Fade into the Background with Tim Burgess
Disdain for youth is a birthright of every generation.
It’s the assurance that once we are squeezed out of the zeitgeist, we’ll be afforded a kind of dignity that will enable us to face our own mortality with arrogance as opposed to impotent fear.
But we’re living in a time in which a confluence of human catastrophe and human achievement means that the rules we all agreed upon are not being followed.
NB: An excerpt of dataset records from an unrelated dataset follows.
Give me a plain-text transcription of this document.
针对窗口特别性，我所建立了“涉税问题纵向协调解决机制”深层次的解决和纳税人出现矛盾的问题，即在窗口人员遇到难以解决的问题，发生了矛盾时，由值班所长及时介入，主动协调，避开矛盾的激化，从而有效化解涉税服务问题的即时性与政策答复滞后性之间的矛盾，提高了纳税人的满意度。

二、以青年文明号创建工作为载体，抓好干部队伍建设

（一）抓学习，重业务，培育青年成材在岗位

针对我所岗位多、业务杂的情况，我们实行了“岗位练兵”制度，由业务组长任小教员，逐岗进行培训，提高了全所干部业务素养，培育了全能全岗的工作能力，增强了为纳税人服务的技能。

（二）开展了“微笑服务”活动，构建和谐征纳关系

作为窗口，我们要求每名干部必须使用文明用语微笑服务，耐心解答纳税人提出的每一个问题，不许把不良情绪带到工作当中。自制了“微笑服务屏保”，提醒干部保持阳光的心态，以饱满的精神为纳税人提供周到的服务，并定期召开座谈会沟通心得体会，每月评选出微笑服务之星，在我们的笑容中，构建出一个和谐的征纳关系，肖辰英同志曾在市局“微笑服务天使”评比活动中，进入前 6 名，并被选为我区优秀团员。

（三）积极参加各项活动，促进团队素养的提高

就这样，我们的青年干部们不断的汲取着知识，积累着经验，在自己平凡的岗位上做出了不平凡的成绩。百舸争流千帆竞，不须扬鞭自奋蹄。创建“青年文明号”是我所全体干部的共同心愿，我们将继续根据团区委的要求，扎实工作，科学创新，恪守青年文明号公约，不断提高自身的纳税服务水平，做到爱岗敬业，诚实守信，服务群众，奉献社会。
The older and accomplished are regaining a youthful audience and the young are somehow getting to experience a disdain for their own youth culture through a fetish for 60s and 70s cultural nostalgia to which they should not have access.
This is a big problem for those of us who have just graduated to that age when we would traditionally be allowed to experience disdain for youth culture, and have no ability to earn their respect or appreciation via our own talents.
We are the middle child living in a society in which the middle child trope is so played out that it’s no longer acceptable to garner sympathy for it.
So we’ve only one option left. Fall into the confusing cultural soup and hope we come out covered in something that allows us to quietly conform.
Something like Tim Burgess.
Tim Burgess will deliver an exclusive set from his home as part of the Royal Albert Home sessions. Tim has toured the world as frontman of The Charlatans, who have performed at the Hall twice, including an emotional tribute concert for their late drummer Jon Brookes in 2013. He releases his fifth solo album, I Love The New Sky, in May 2020 on Bella Union.
A British, indie, recently sober, alt-rock father of one.
A perfectly acceptable glob of sweet potato puree with which to slather yourself.